Ideally, you should run a nested 36/12 system, with the 36 providing the BC’s for the 12, and using a 900-sec to 1200-sec time step for the met-files, in order to model temporal variability of the transport and the mixing behavior (that last changes quite rapidly during the after-sunrise transition).
Or better, just run the whole thing in a 36/12 nested WRF+CMAQ or WRF-Chem…
@cjcoats can you explain more how the nested simulation addresses the issue of the 12km domain not covering the entire country of Mexico?
The 36km domain in the nest system should cover the entirety of Mexico. It then provides boundary condition data for the 12km domain, that gives you (somewhat coarser) inflowing information about the air quality coming into the 12km domain from the portion of the 36km domain outside the 12km.
You also need to keep in mind that the CMAQ ISAM tool currently does not support nesting, i.e. it does not support passing source tags from the 36 km ISAM simulation to the 12 km ISAM simulation. The 12 km ISAM simulation can attribute ozone to emission sources within that domain as well as to initial and boundary conditions. The boundary conditions would include contributions from all sources outside the 12 km domain which includes Mexican sources not covered by the 12 km domain as well as all other international sources and large scale background ozone.
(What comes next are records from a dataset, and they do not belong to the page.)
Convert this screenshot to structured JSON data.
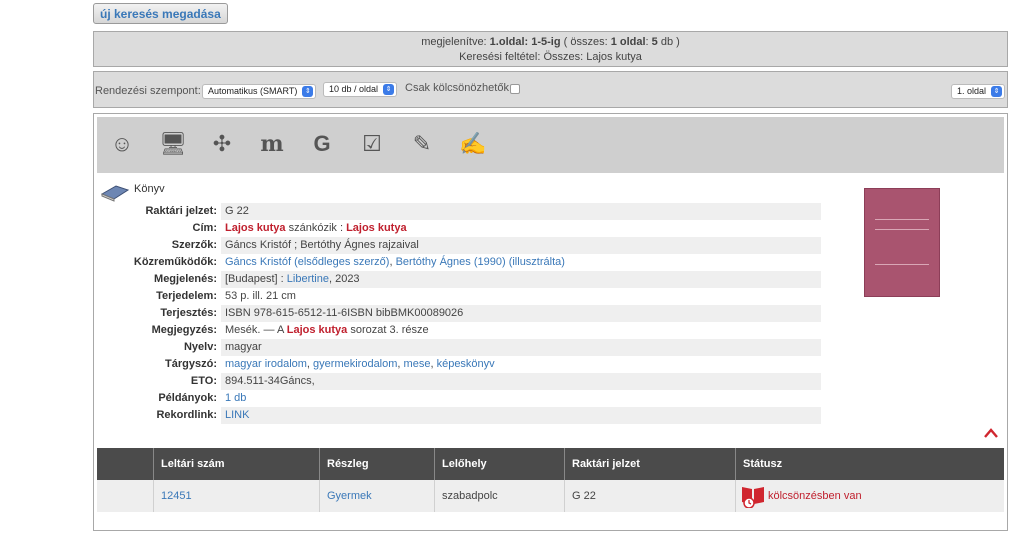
{
  "new_search_label": "új keresés megadása",
  "info": {
    "displayed_prefix": "megjelenítve: ",
    "displayed_range": "1.oldal: 1-5-ig",
    "displayed_mid": " ( összes: ",
    "displayed_page": "1 oldal",
    "displayed_sep": ": ",
    "displayed_count": "5",
    "displayed_suffix": " db )",
    "criteria": "Keresési feltétel: Összes: Lajos kutya"
  },
  "sortbar": {
    "sort_label": "Rendezési szempont:",
    "sort_value": "Automatikus (SMART)",
    "perpage_value": "10 db / oldal",
    "loanable_label": "Csak kölcsönözhetők",
    "page_value": "1. oldal"
  },
  "toolbar_icons": [
    "smiley-icon",
    "monitor-icon",
    "puzzle-icon",
    "m-letter-icon",
    "g-letter-icon",
    "edit-check-icon",
    "book-pen-icon",
    "book-write-icon"
  ],
  "record": {
    "type_label": "Könyv",
    "fields": [
      {
        "label": "Raktári jelzet:",
        "value": "G 22"
      },
      {
        "label": "Cím:",
        "value_hl1": "Lajos kutya",
        "value_mid": " szánkózik : ",
        "value_hl2": "Lajos kutya"
      },
      {
        "label": "Szerzők:",
        "value": "Gáncs Kristóf ; Bertóthy Ágnes rajzaival"
      },
      {
        "label": "Közreműködők:",
        "link1": "Gáncs Kristóf (elsődleges szerző)",
        "sep": ", ",
        "link2": "Bertóthy Ágnes (1990) (illusztrálta)"
      },
      {
        "label": "Megjelenés:",
        "value_pre": "[Budapest] : ",
        "link": "Libertine",
        "value_post": ", 2023"
      },
      {
        "label": "Terjedelem:",
        "value": "53 p. ill. 21 cm"
      },
      {
        "label": "Terjesztés:",
        "value": "ISBN 978-615-6512-11-6ISBN bibBMK00089026"
      },
      {
        "label": "Megjegyzés:",
        "value_pre": "Mesék. — A ",
        "value_hl": "Lajos kutya",
        "value_post": " sorozat 3. része"
      },
      {
        "label": "Nyelv:",
        "value": "magyar"
      },
      {
        "label": "Tárgyszó:",
        "links": [
          "magyar irodalom",
          "gyermekirodalom",
          "mese",
          "képeskönyv"
        ]
      },
      {
        "label": "ETO:",
        "value": "894.511-34Gáncs,"
      },
      {
        "label": "Példányok:",
        "link": "1 db"
      },
      {
        "label": "Rekordlink:",
        "link": "LINK"
      }
    ]
  },
  "copies_table": {
    "headers": [
      "Leltári szám",
      "Részleg",
      "Lelőhely",
      "Raktári jelzet",
      "Státusz"
    ],
    "rows": [
      {
        "inventory": "12451",
        "department": "Gyermek",
        "location": "szabadpolc",
        "shelfmark": "G 22",
        "status": "kölcsönzésben van"
      }
    ]
  },
  "colors": {
    "link": "#3a78b8",
    "highlight": "#c0202e",
    "header_bg": "#4b4b4b"
  }
}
You could run ISAM for both the 36 km and 12 km domains separately and use the 36 km ISAM results in which you could tag a complete set of Mexican sources to provide context for the 12 km ISAM results in which the effect of Mexican sources would be split between those that can be explicitly tagged because they are located within the 12 km domain and those that are implicitly included in the boundary conditions derived from the 36 km simulation.
As you noted, it’s a trade-off between being able to explicitly attribute concentrations to the full set of Mexican sources which requires a 36 km ISAM run and likely better model performance resulting from better-resolved meteorological and emission fields in the 12 km setup.
@hogrefe.christian that’s a good point. I will look into your suggested method as well as CAMx ozone source apportionment since it supports nesting. Thank you for your feedback.